Crônica da Quinta

TEM DÓ.

“A música expressa o que não pode ser dito em palavras mas não pode permanecer em silêncio” – Victor Hugo.

Me aproprio da frase do poeta e dramaturgo francês para ser alicerce para esta crônica do cotidiano.

Das tantas histórias de dor, sofrimento e luto que temos experimentado neste tempo pandêmico nada me tocou tão forte como uma cena que tomou o noticiário televisivo e se espalhou pela internet e pelas redes sociais.

Era um instrumento e um musicista, até aí algo comum. Contudo, a cena tétrica de um jovem rapaz, com idade segunda a reportagem de 20 anos me fez fitar os olhos na TV.

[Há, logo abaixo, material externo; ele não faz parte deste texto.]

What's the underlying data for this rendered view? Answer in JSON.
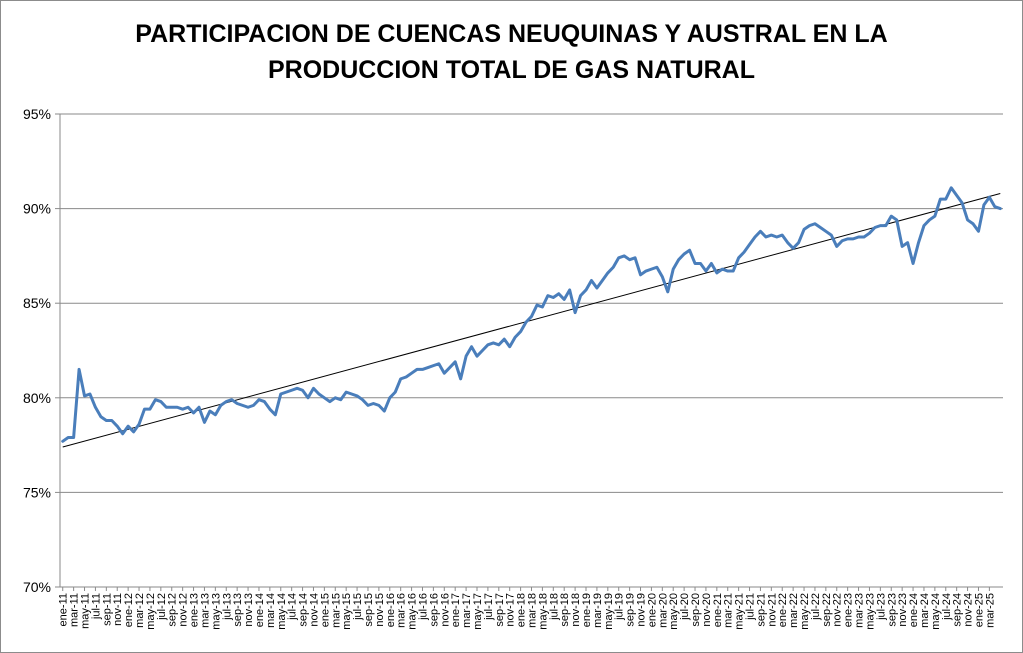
{
  "chart_data": {
    "type": "line",
    "title_lines": [
      "PARTICIPACION DE CUENCAS NEUQUINAS Y AUSTRAL EN LA",
      "PRODUCCION TOTAL DE GAS NATURAL"
    ],
    "xlabel": "",
    "ylabel": "",
    "y_tick_labels": [
      "95%",
      "90%",
      "85%",
      "80%",
      "75%",
      "70%"
    ],
    "ylim": [
      70,
      95
    ],
    "x_tick_labels": [
      "ene-11",
      "mar-11",
      "may-11",
      "jul-11",
      "sep-11",
      "nov-11",
      "ene-12",
      "mar-12",
      "may-12",
      "jul-12",
      "sep-12",
      "nov-12",
      "ene-13",
      "mar-13",
      "may-13",
      "jul-13",
      "sep-13",
      "nov-13",
      "ene-14",
      "mar-14",
      "may-14",
      "jul-14",
      "sep-14",
      "nov-14",
      "ene-15",
      "mar-15",
      "may-15",
      "jul-15",
      "sep-15",
      "nov-15",
      "ene-16",
      "mar-16",
      "may-16",
      "jul-16",
      "sep-16",
      "nov-16",
      "ene-17",
      "mar-17",
      "may-17",
      "jul-17",
      "sep-17",
      "nov-17",
      "ene-18",
      "mar-18",
      "may-18",
      "jul-18",
      "sep-18",
      "nov-18",
      "ene-19",
      "mar-19",
      "may-19",
      "jul-19",
      "sep-19",
      "nov-19",
      "ene-20",
      "mar-20",
      "may-20",
      "jul-20",
      "sep-20",
      "nov-20",
      "ene-21",
      "mar-21",
      "may-21",
      "jul-21",
      "sep-21",
      "nov-21",
      "ene-22",
      "mar-22",
      "may-22",
      "jul-22",
      "sep-22",
      "nov-22",
      "ene-23",
      "mar-23",
      "may-23",
      "jul-23",
      "sep-23",
      "nov-23",
      "ene-24",
      "mar-24",
      "may-24",
      "jul-24",
      "sep-24",
      "nov-24",
      "ene-25",
      "mar-25"
    ],
    "grid": true,
    "legend": "none",
    "series": [
      {
        "color": "#4a7ebb",
        "values": [
          77.7,
          77.9,
          77.9,
          81.5,
          80.1,
          80.2,
          79.5,
          79.0,
          78.8,
          78.8,
          78.5,
          78.1,
          78.5,
          78.2,
          78.6,
          79.4,
          79.4,
          79.9,
          79.8,
          79.5,
          79.5,
          79.5,
          79.4,
          79.5,
          79.2,
          79.5,
          78.7,
          79.3,
          79.1,
          79.6,
          79.8,
          79.9,
          79.7,
          79.6,
          79.5,
          79.6,
          79.9,
          79.8,
          79.4,
          79.1,
          80.2,
          80.3,
          80.4,
          80.5,
          80.4,
          80.0,
          80.5,
          80.2,
          80.0,
          79.8,
          80.0,
          79.9,
          80.3,
          80.2,
          80.1,
          79.9,
          79.6,
          79.7,
          79.6,
          79.3,
          80.0,
          80.3,
          81.0,
          81.1,
          81.3,
          81.5,
          81.5,
          81.6,
          81.7,
          81.8,
          81.3,
          81.6,
          81.9,
          81.0,
          82.2,
          82.7,
          82.2,
          82.5,
          82.8,
          82.9,
          82.8,
          83.1,
          82.7,
          83.2,
          83.5,
          84.0,
          84.3,
          84.9,
          84.8,
          85.4,
          85.3,
          85.5,
          85.2,
          85.7,
          84.5,
          85.4,
          85.7,
          86.2,
          85.8,
          86.2,
          86.6,
          86.9,
          87.4,
          87.5,
          87.3,
          87.4,
          86.5,
          86.7,
          86.8,
          86.9,
          86.4,
          85.6,
          86.8,
          87.3,
          87.6,
          87.8,
          87.1,
          87.1,
          86.7,
          87.1,
          86.6,
          86.8,
          86.7,
          86.7,
          87.4,
          87.7,
          88.1,
          88.5,
          88.8,
          88.5,
          88.6,
          88.5,
          88.6,
          88.2,
          87.9,
          88.2,
          88.9,
          89.1,
          89.2,
          89.0,
          88.8,
          88.6,
          88.0,
          88.3,
          88.4,
          88.4,
          88.5,
          88.5,
          88.7,
          89.0,
          89.1,
          89.1,
          89.6,
          89.4,
          88.0,
          88.2,
          87.1,
          88.2,
          89.1,
          89.4,
          89.6,
          90.5,
          90.5,
          91.1,
          90.7,
          90.3,
          89.4,
          89.2,
          88.8,
          90.2,
          90.6,
          90.1,
          90.0
        ]
      }
    ],
    "trendline": {
      "color": "#000000",
      "start": 77.4,
      "end": 90.8
    }
  }
}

Aquele jovem músico que aparentava bem íntimo do instrumento poderia estar tocando em qualquer Orquestra, tirando do violino o som mais angelical.

A cena não era de alegria, de aplausos, do néctar e encantamento oriundos da beleza instrumental, na verdade se tratava de uma dolorosa e singular despedida.

Tomado pela emoção de tocar não para uma grande plateia que  certamente ovacionaria o jovem músico e sua arte, o local não era  um magnífico Teatro e sim um Cemitério. Era na verdade um filho tocando um sofrível toque de dor enquanto o pálido corpo de sua mãe, jazia inerte a descer à sepultura.

A mãe do jovem rapaz, uma também jovem senhora de 46 anos, mais uma vítima da Covid-19, um número a mais na estatística, na curva crescente da morte no Brasil.

Quanta dor ao ver o jovem violinista caiu de joelhos ao chão, a emoção lhe tomara as forças, as cordas do violino estavam intactas e, infelizmente o cordão umbilical entre filho e mãe, laços indestrutíveis momentaneamente desfeitos ao som fúnebre, lavados em lágrimas de intenso pranto.

Por alguns instantes me pus a pensar de como o jovem violinista teria sido o orgulho de sua genitora e de que o mesmo instrumento por vezes embalado momentos de tanta felicidade no seio de uma família e, no entanto agora apenas testemunhava uma vítima que o vírus levou.

Quantos filhos mais terão que inundar o solo com suas lágrimas incontidas, quantas mães obrigadas a se despedir de seus rebentos num caixão lacrado, quantos  pais terão que partir sem ouvir o último adeus, quantas famílias destroçadas, tocando e cantando no peito aberto a música da morte, num tom tenebroso rápido, numa partitura de uma nota só: tem Dó.